Cruciate ligament injury
This condition can occur in any breed of dog but is commonly reported in the middle-aged Labrador Retriever, Rottweiler, Golden Retriever and Boxer breeds. Rottweilers often present with bilateral CCL disease.
The canine cranial cruciate ligament is attached to the medial surface of the lateral femoral condyle and the craniomedial surface of the tibial plateau. It consists of twisted collagenous fascicles and fiber bundles and has two attachment zones and consequently is divided into craniomedial and craniolateral components. The CCL is critical for craniocaudal stability of the stifle joint, acting to restrict cranial translation of the tibia on the femur and resist overextension and inward rotation.
The leading cause of cranial cruciate ligament rupture is joint instability and pre-existing degenerative changes, leading to weakened tensile strength. Joint instability usually occurs as a result of congenital joint malformations such as unusually flat tibeal plateau angle and greater femoral anteversion angle.
Rupture is usually triggered acutely or chronically by traumatic torsion forces causing ligament tearing or teasing, but should be viewed as an end-point in a progressive disease. Meniscal tears also arise in conjunction with rupture of the CCL, with up to 80% of dogs with CCL rupture affected.
Once ruptured, the torn CCL retracts and does not heal, leading to increased internal rotation, and hyperextension.
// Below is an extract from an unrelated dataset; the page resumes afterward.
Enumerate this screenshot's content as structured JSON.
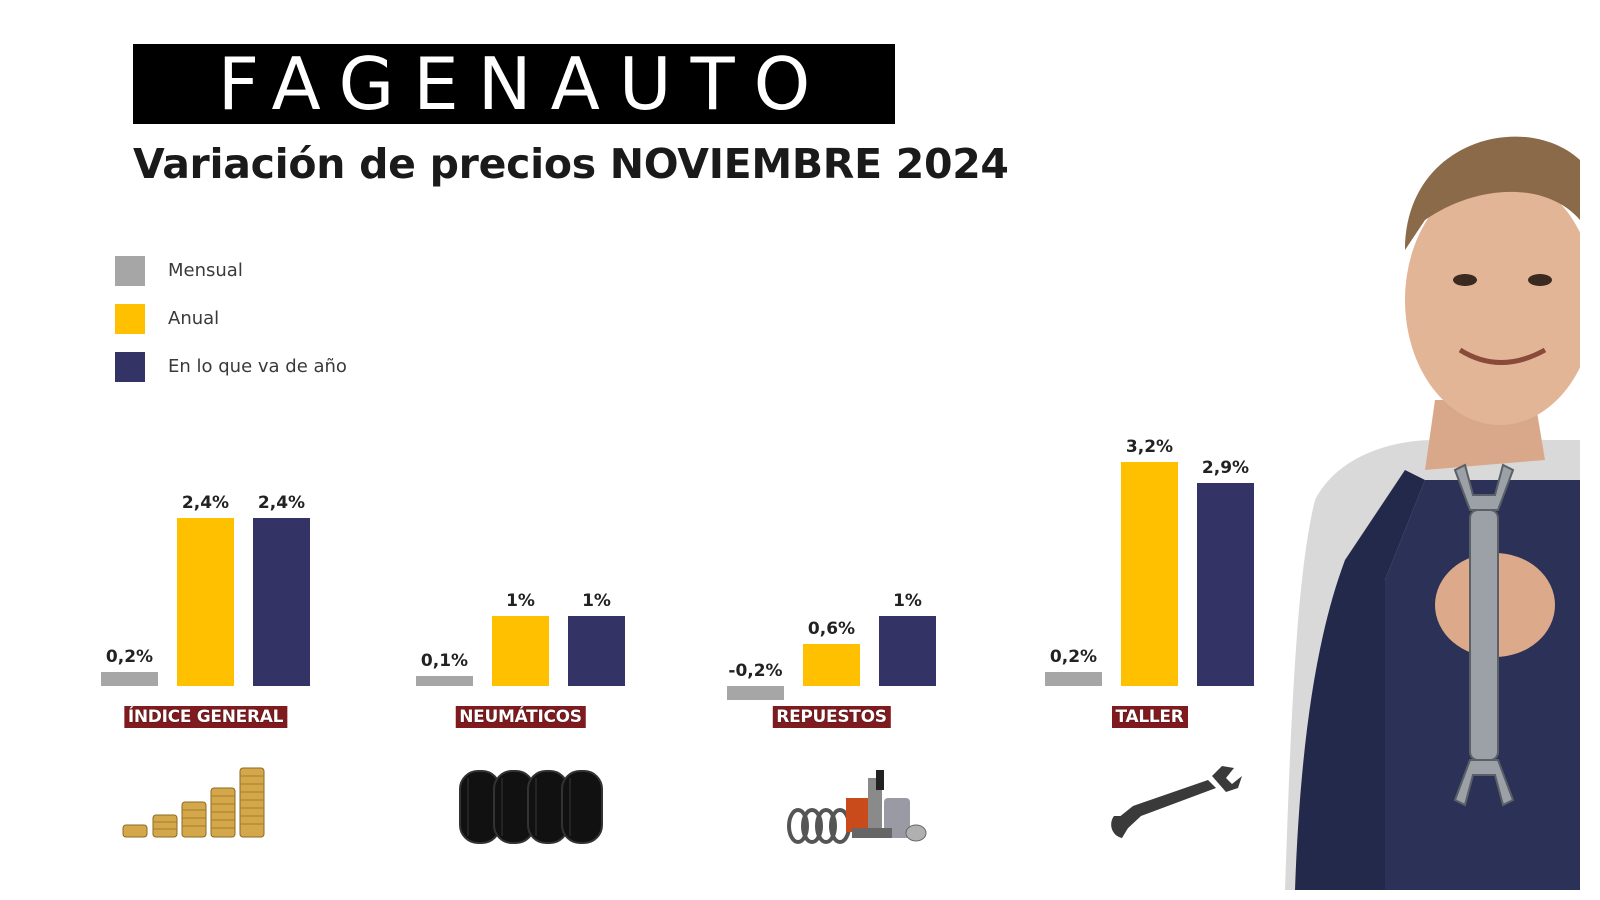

This leads to abnormal movement, consequent cartilage damage and synovitis due to infiltration of the joint with inflammatory agents such as glycoaminoglycans and matrix metalloproteases. Untreated animals will show some degenerative change in the affected joint within a few weeks and can have severe degenerative changes within a few months.
Pre-existing causes of stifle degeneration include:
- Immune-mediated arthritis
- Osteochondritis dissecans
- Patella luxation
- Pes varus
Clinically affected dogs present with lameness of the affected Schindler, often acutely sore after exercise. Pain, muscle quivering and reluctance to have the stifle extended are typical signs. Under sedation or general anesthesia, an anterior draw can be elicited, which is usually diagnostic.
Arthroscopic examination or arthrotomy are required for definitive diagnosis.
Treatment may employ medical management through use of palliative anti-inflammatory medication (e.g. carprofen, meloxicam), restricted exercise and weight loss programs, particularly in older patients.
Surgical intervention is usually recommended in order to restore leg function and minimize progress arthritic changes within the joint. A number of procedures have been used, including:
- Extracapsular techniques
- - Capsular fascial imbrication
- - Modified D' Angelis method
- - Biceps femoris muscle transposition (small breeds)
- - Extra-articular prosthetic stabilization
- Intracapsular techniques
- - Fibular head transposition
- - Cranial closing wedge ostectomy
- - Tibial tuberosity advancement
- - Tibial plateau leveling osteotomy - good post-operative outcome in most patients, although meniscal tears, swelling and infection can complicate recovery
- - Triple tibial osteotomy
With intracapsular repair methods, partial medial meniscectomy may help to avoid repeated surgery and progression of osteoarthritis in the affected joint.
The prognosis is good following surgical repair of CCL rupture, but regardless of method employed, postoperative stifle osteoarthritis is likely to ensue due to secondary joint and cartilage damage.
In dogs with a predisposition to bilateral CCL rupture, treatment with arthroscopic lavage, intra-articular hyaluronic acid, platelet-rich plasma or oral doxycycline (thought to minimize metalloproteinase production) does not significantly influence contralateral CCL survival.